Bharti Airtel, India's largest mobile operator by subscribers and revenue, has posted a 78-per cent fall in fourth-quarter net profit, at Rs82.9 crore impacted by the massive fall in revenues following the intense price war.
Bharti Airtel reported a net profit of Rs373.40 crore in the similar quarter of the previous financial year. This is in line with the trend that has been seen in the past year. Last quarter (Q3FY18) also saw a plunge in profit by 39 per cent to Rs305.8 crore.
This is the eighth straight quarter drop for the New Delhi-based company.
The one redeeming feature for Bharti Airtel is a manifold increase in profits from its Africa operations where it reported a net profit of Rs698.7 crore for the quarter ended March 2018 against Rs26.3 crore a year ago.
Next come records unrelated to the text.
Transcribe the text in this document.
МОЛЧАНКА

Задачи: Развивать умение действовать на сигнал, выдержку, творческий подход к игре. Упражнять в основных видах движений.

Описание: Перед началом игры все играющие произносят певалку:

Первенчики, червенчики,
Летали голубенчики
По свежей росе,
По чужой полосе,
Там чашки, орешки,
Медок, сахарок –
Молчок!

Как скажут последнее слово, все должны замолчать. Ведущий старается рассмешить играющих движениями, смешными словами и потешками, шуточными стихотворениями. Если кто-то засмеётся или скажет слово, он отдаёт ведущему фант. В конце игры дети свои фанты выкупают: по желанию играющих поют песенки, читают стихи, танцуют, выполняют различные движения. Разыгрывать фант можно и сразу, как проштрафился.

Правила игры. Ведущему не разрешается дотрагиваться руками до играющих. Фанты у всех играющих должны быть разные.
The Sunil Mittal-led mobile carrier’s Africa revenue climbed 1.5 per cent to Rs4,971.3 crore in the three month period from Rs4,840.7 crore a year earlier helped by currency stabilisation across most countries.
The fourth quarter profit makes it the first full year for African operations showing profit for Airtel, a complete turnaround from previous years where the operations showed consistent and mounting losses.
Bharti Airtel posted a net income of Rs83 crore during the quarter ended 31 March 2018, compared with a Rs373 crore posted during the same period a year ago. The telecom service provider had posted a net profit of Rs306 crore in the sequential (third quarter), Airtel said in a statement.
Gopal Vittal, MD and CEO, India & South Asia for Airtel spoke of the causes, “The telecom industry continues to witness below cost, artificially suppressed pricing. Industry revenues were further adversely impacted this quarter due to the reduction in International termination rates.”
The company's consolidated total revenues fell 5.4 per cent on a year-on-year basis to Rs19,634 crore, while mobile data traffic grew to 1,616 billion MBs in the quarter. The company's overall customer base grew 12 per cent to 413.8 million across 16 countries, excluding divested units.
India revenues for the quarter fell 7.5 per cent to Rs 14,796 crore, primarily impacted by mobile business drop of 13.5 per cent. India other business have posted 10.7 per cent growth in Digital TV and 11.2 per cent in Airtel Business on an underlying basis.
Mobile data traffic has grown more than six times to 1,540 billion MBs in the quarter as compared to 225 billion MBs in the corresponding quarter last year. Mobile broadband customers increased by 79.3 per cent to 76.6 million from 42.7 million in the corresponding quarter last year.
In constant currency terms, Africa revenues grew by 10.7 per cent led by strong growth in data and Airtel money transaction value. Mobile data traffic has grown by 88 per cent to 70 billion MBs in the quarter as compared to 37 billion MBs in the corresponding quarter last year.
“The telecom industry continues to witness below cost, artificially suppressed pricing. Industry revenues were further adversely impacted this quarter due to the reduction in International termination rates. Airtel continued to consolidate its leadership position this quarter," Gopal Vittal, MD and CEO, India & South Asia, said.
"Our strategic investments in data capacities, innovative digital content through Airtel TV, customer friendly bundles and upgrade programs led to the highest ever mobile data customer additions of 15 million during the quarter. Usage parameters remained robust– on a YOY basis, we saw data and voice traffic grow 584 per cent and 55 per cent, respectively," he added.
The company ended the financial year with the highest-ever capital expenditure of Rs 24,000 crore.
For the full year ended 31 March 2018, Airtel net profit fell 71.1 per cent to Rs1,099 crore from the same period a year ago. The operator's consolidated total revenues fell 9.8 per cent to Rs83,688 crore, while consolidated EBITDA fell 14.5 to Rs30,448 crore.
The company’s consolidated net debt rose to Rs95,228 crore from Rs91,714 crore in the previous quarter. Net debt to EBITDA ratio (LTM) for the quarter was 3.23 times.
Airtel said lower EBITDA along with rising spectrum costs and continued investments in India have resulted in deterioration of return on capital employed (ROCE) to 4.7 per cent from 6.5 per cent in the previous year.
The company declared a final dividend of Rs2.5 per share (face value of Rs5 per share) for the financial year ended 31 March 2018. Together with the interim dividend of Rs2.84 per share, total dividend for the year comes to Rs5.34 per share, which is entirely a pass through of dividend from the subsidiaries.